I like Martin's amps a lot. The quality of the craftsmanship, the attention to detail and the ability for him to customise them to your needs are just a few reasons why.
My first amp from the MJW stable came from a very specific need. A very low wattage amp used only indoors for testing pedals. So essentially an amp I could crank without going deaf in a very small room. That amp was a Goldstar 6V6. Coming in at 5 watts you could dime it and still be heard over the top of it. You'd be shouting a little, but you'd be heard.
Sonically I'd wanted that one to stay more on the clean side of things so it didn't really break up unless you gave it a lot of push and turned everything up to 10. But again that's how I wanted it and it served me well for a long long time.

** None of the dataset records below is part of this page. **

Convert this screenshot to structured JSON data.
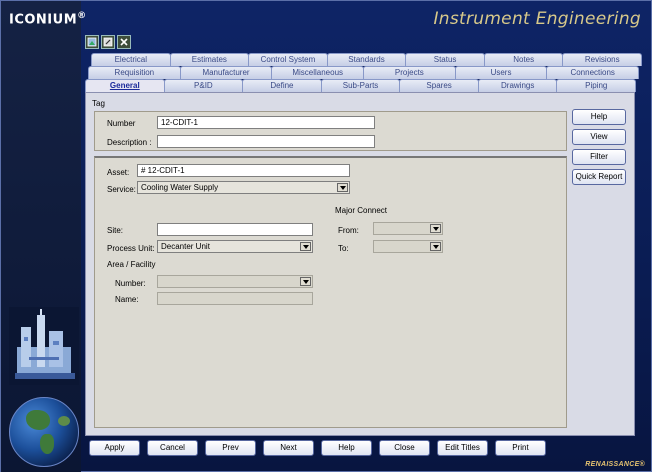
{
  "app": {
    "logo": "ICONIUM",
    "logo_mark": "®",
    "title": "Instrument Engineering",
    "brand": "RENAISSANCE®"
  },
  "tabs": {
    "row1": [
      "Electrical",
      "Estimates",
      "Control System",
      "Standards",
      "Status",
      "Notes",
      "Revisions"
    ],
    "row2": [
      "Requisition",
      "Manufacturer",
      "Miscellaneous",
      "Projects",
      "Users",
      "Connections"
    ],
    "row3": [
      "General",
      "P&ID",
      "Define",
      "Sub-Parts",
      "Spares",
      "Drawings",
      "Piping"
    ],
    "active": "General"
  },
  "tag": {
    "section": "Tag",
    "number_label": "Number",
    "number_value": "12-CDIT-1",
    "description_label": "Description :",
    "description_value": ""
  },
  "asset": {
    "asset_label": "Asset:",
    "asset_value": "# 12-CDIT-1",
    "service_label": "Service:",
    "service_value": "Cooling Water Supply",
    "site_label": "Site:",
    "site_value": "",
    "process_unit_label": "Process Unit:",
    "process_unit_value": "Decanter Unit",
    "area_facility_label": "Area / Facility",
    "area_number_label": "Number:",
    "area_name_label": "Name:",
    "major_connect_label": "Major Connect",
    "from_label": "From:",
    "to_label": "To:"
  },
  "side_buttons": [
    "Help",
    "View",
    "Filter",
    "Quick Report"
  ],
  "bottom_buttons": [
    "Apply",
    "Cancel",
    "Prev",
    "Next",
    "Help",
    "Close",
    "Edit Titles",
    "Print"
  ],
  "colors": {
    "frame_bg": "#0e2466",
    "title_gold": "#d8c98a",
    "panel_bg": "#d9dbe6",
    "brand": "#e5c270"
  }
}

I also got to compare it directly to a 10 watt EL34 version which adds a very 'Marshally' crunch to proceedings and a little more oomph. Ideal for getting that crunchy tone at sensible home volumes.
The only reason the Goldstar inevitably got sold was because I got a cracking deal on a Roadstar 18. What I consider to be one of the best all round amps I've ever heard. At it's heart there's the much used Dominator, but this one had all the toys; active loop, power scaling and boost. With the gain, boost and power scaling it had what I can only describe as gain shaping. As you can move the distortion around the circuit essentially, it can do everything from clean to cranked Marshall to even full on stoner (which was a surprise!) with a little bit of a push! It takes a while to get your head around, but it's all there. For an amp with a simple tone control, there's a lot of versatility on offer here.
The Roadstar only left due to space constraints, and Martin built me a Bantam which is essentially a stripped down Roadstar. Which I still have and have no intention of parting with.
Covering the Fender side of things is the Twang King ( the name is my fault ). It's a Princeton Reverb clone in a head cab with a matching 2x10 cab with alnico speakers. We've compared this directly to a Fender and I can only describe it as a Princeton Plus. It's the same tone, but with more size, tightness and oomph. It's actually shocking how much bigger it sounds and how hard it hits for a little amp. I can't remember who was around last and tried it and kept disbelievingly repeating 'a Princeton shouldn't be able to do that!'. It does, and I'll never sell it.